There was the Million Dollar Blocks project I worked on with Laura Kurgan. Laura and I exposed those areas where the government spent the most to incarcerate people. We showed that often these areas do not receive funding to address the systemic reasons for high incarceration rates. When we made the maps, we asked: “Is there potential to harm the people we’re talking about?” The idea was to show that our response to poverty is to put people in prison… but then by exposing that, would we be further marginalizing the community? Ultimately, we believed that our maps helped tell an important story of the needs of the neighborhoods.
I think that's the bigger struggle: “How much are we being provocative, as opposed to how much could we potentially cause things to happen with that data?” One of the most important things to think about when you're struggling with that question is, “What is the narrative around the data visualization that you create?” In the case of the Million Dollar Blocks, we presented it as showing this inequity, and so the maps are meant to uplift the community.
Tatsiana, you speak four languages and you've held a number of different data-related jobs. Can you talk about how your diverse background and knowledge has helped you here, in terms of communication?
Working in this industry for more than 10 years, I've been lucky to collaborate with people from, I guess, more than 40 countries. I’ve learned the culture of different people and different thinking processes. This has helped me a lot in communicating the results of the data. It’s important to show key messages in a clear and simplified way and deliver them to your audience in the right fashion.
It's always important to ask, “Who is my audience? Who will consume this data? What kind of insights do we want to deliver with the data? And what is the most efficient way to do it?” As for the last question: It can be a simple visualization. It can be a text message. It can be anything. But you always need to know your audience and the type of the insights they want to receive.
Being able to work in different contexts, with different countries, has made my experience richer and helped to increase and optimize the way I communicate information in any situation.
Sarah: You’ve talked about the desire that some companies have for getting involved in data action. But one of the things we need to do is find the proper way to incentivize them to get involved. Any thoughts on the first steps we might take toward bringing companies into the world of data action?
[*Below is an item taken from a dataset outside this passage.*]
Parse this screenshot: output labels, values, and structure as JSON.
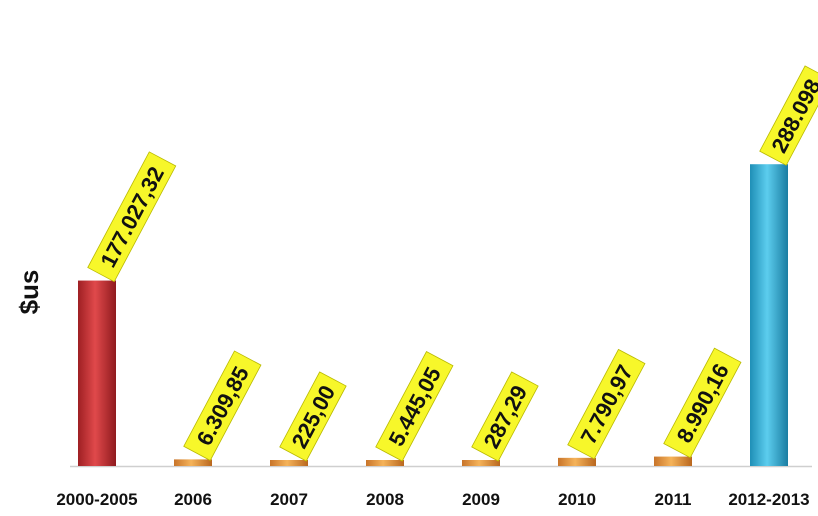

The biggest issue is licensing—and ensuring that people who use this data are protecting people's rights. The first step is creating what are called “data intermediaries.” These are people/organizations who protect and redistribute aggregated data in a way that retains privacy. A great example of a data intermediary is SharedStreets, which takes a lot of the micromobility data and aggregates it for data privacy standards. With micromobility, there are examples of tracing people—for instance the tracking of a young individual to an abortion clinic. There’s a lot that can be exposed. So these data intermediaries can help companies and governments share their data ethically. In addition, when companies try to share data there can be delays. It takes almost two years to negotiate a license, and by that time the insights might already be out of date.
Maybe we can even think about incentives for private companies to share data, in terms of tax credits or other kinds of let’s say philanthropic returns for companies. At the heart of it, sharing data is not a core part of their business, and it takes a lot of risk on their part to contribute and so why would they do that unless there's maybe a philanthropic kind of mission behind it? So let’s properly incentivize them; we could use more partners.